RPF151, a novel capsaicin-like analogue: in vitro studies and in vivo preclinical antitumor evaluation in a breast cancer model.

Abstract

Capsaicin, the primary pungent component of the chili pepper, has antitumor activity. Herein, we describe the activity of RPF151, an alkyl sulfonamide analogue of capsaicin, against MDA-MB-231 breast cancer cells. RPF151 was synthetized, and molecular modeling was used to compare capsaicin and RPF151. Cytotoxicity of RPF151 on MDA-MB-231 was also evaluated by the 3-[4,5-dimethylthiazol-2-yl]-2,5diphenyltetrazolium bromide (MTT) assay. Cell cycle analysis, by flow cytometry, and Western blot analysis of cycle-related proteins were used to evaluate the antiproliferative mechanisms. Apoptosis was evaluated by phosphatidyl-serine externalization, cleavage of Ac-YVAD-AMC, and Bcl-2 expression.
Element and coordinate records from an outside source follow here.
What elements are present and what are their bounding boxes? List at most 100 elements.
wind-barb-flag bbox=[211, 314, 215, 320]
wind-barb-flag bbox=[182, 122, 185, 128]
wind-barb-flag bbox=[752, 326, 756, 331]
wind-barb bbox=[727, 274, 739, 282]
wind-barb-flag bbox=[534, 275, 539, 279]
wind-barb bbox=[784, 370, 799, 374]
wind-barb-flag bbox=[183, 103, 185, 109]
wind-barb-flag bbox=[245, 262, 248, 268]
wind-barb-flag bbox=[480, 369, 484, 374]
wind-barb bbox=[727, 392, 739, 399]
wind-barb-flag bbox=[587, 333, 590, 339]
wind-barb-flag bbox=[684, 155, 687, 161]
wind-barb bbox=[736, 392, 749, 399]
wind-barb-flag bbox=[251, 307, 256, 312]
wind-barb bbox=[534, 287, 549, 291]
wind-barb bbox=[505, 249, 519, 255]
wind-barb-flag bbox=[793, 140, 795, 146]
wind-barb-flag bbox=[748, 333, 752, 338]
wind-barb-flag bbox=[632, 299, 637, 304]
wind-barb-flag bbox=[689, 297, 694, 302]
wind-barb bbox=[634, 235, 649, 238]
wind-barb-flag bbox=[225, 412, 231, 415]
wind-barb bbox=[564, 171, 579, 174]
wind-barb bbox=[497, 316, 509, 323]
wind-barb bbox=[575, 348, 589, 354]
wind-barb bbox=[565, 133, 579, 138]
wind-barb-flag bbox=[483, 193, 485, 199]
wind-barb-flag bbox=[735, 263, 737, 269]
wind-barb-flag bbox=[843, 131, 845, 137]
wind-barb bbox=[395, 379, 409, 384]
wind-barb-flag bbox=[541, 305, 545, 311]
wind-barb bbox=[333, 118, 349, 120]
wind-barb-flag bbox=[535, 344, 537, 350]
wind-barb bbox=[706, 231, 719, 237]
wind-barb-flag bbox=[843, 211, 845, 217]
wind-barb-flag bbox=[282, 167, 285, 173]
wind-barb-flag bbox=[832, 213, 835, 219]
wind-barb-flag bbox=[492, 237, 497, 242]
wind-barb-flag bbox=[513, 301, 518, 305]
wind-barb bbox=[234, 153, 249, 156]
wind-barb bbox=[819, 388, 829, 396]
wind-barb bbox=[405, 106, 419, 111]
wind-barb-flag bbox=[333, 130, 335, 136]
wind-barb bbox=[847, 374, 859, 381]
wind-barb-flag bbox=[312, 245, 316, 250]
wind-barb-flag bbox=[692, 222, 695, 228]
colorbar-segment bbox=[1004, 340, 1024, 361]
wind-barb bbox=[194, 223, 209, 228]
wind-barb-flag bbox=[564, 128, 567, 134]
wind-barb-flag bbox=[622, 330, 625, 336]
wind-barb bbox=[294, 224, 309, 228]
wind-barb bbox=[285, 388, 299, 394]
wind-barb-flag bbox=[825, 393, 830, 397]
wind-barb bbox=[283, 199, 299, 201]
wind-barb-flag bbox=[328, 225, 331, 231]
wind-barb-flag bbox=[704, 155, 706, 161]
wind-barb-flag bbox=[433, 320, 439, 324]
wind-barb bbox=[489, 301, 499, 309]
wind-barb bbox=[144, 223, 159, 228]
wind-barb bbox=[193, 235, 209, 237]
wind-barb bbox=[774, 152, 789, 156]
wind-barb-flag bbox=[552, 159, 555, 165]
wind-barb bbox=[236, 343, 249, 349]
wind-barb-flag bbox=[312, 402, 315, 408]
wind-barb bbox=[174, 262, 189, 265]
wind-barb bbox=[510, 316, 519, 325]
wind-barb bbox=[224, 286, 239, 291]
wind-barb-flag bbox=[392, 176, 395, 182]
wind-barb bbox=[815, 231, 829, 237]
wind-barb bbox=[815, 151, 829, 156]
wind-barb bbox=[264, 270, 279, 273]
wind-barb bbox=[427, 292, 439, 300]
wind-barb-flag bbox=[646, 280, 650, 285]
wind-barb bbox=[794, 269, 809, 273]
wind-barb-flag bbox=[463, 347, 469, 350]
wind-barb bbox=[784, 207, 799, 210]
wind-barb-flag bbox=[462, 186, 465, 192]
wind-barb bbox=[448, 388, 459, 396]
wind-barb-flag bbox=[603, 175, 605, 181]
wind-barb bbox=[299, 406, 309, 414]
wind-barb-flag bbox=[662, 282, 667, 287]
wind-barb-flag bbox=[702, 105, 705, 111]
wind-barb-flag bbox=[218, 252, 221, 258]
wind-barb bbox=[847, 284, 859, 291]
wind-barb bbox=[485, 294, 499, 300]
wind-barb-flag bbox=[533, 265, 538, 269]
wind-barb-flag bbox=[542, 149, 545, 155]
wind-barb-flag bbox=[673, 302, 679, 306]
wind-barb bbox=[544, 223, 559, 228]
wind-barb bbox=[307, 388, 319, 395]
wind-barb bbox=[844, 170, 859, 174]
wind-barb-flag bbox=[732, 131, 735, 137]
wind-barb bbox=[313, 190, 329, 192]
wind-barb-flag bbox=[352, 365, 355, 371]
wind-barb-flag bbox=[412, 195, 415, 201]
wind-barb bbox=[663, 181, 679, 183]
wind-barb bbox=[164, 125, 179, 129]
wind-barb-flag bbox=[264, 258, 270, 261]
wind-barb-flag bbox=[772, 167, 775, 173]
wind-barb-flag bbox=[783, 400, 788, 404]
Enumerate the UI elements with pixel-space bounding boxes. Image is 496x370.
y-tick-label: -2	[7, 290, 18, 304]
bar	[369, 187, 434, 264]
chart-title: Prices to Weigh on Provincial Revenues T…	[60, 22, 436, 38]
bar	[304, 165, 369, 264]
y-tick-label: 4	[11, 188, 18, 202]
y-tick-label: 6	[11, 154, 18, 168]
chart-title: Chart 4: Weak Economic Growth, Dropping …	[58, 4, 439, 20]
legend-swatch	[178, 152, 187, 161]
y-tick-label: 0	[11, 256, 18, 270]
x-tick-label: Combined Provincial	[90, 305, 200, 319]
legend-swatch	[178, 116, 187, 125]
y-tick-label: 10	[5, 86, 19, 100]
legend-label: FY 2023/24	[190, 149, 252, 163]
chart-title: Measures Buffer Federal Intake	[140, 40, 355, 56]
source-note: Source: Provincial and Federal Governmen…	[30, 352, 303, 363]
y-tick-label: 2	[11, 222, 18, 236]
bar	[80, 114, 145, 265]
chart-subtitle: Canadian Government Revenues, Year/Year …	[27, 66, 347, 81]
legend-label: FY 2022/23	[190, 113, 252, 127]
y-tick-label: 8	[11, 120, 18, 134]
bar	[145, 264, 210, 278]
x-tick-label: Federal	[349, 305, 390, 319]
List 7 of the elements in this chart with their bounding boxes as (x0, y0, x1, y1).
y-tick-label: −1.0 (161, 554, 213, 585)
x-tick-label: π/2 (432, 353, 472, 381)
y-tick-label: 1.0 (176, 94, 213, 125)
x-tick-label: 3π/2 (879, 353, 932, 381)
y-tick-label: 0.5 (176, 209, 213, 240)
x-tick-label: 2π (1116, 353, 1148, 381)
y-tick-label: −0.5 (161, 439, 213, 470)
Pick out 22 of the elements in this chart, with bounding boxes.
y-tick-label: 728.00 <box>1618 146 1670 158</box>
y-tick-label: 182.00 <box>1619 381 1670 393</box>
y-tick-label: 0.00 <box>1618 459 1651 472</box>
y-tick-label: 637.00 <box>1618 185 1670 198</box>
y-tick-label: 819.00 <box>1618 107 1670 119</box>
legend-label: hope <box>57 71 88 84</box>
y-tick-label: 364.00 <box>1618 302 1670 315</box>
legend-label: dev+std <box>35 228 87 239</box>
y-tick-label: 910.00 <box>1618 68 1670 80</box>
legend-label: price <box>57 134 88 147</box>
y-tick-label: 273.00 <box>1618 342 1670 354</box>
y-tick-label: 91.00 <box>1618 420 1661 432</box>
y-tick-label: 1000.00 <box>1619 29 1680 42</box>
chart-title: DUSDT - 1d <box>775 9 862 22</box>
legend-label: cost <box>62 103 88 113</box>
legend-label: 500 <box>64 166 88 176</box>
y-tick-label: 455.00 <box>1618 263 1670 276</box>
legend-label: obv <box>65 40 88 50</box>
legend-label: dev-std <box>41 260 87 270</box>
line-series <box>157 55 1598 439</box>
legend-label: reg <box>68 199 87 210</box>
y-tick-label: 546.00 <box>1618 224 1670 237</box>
The production of reactive oxygen species was evaluated by flow cytometry. RPF151 in vivo antitumor effects were investigated in murine MDA-MB-231 model. This study shows that RPF151 downregulated p21 and cyclins A, D1, and D3, leading to S-phase arrest and apoptosis. Although RPF151 has induced the activation of TRPV-1 and TRAIL-R1/DR4 and TRAIL-2/DR5 on the surface of MDA-MB-231 cells, its in vivo antitumor activity was TRPV-1-independent, thus suggesting that RPF151 should not have the same pungency-based limitation of capsaicin. In silico analysis corroborated the biological findings, showing that RPF151 has physicochemical improvements over capsaicin. Overall, the activity of RPF151 against MDA-MB-231 and its lower pungency suggest that it may have a relevant role in cancer therapy.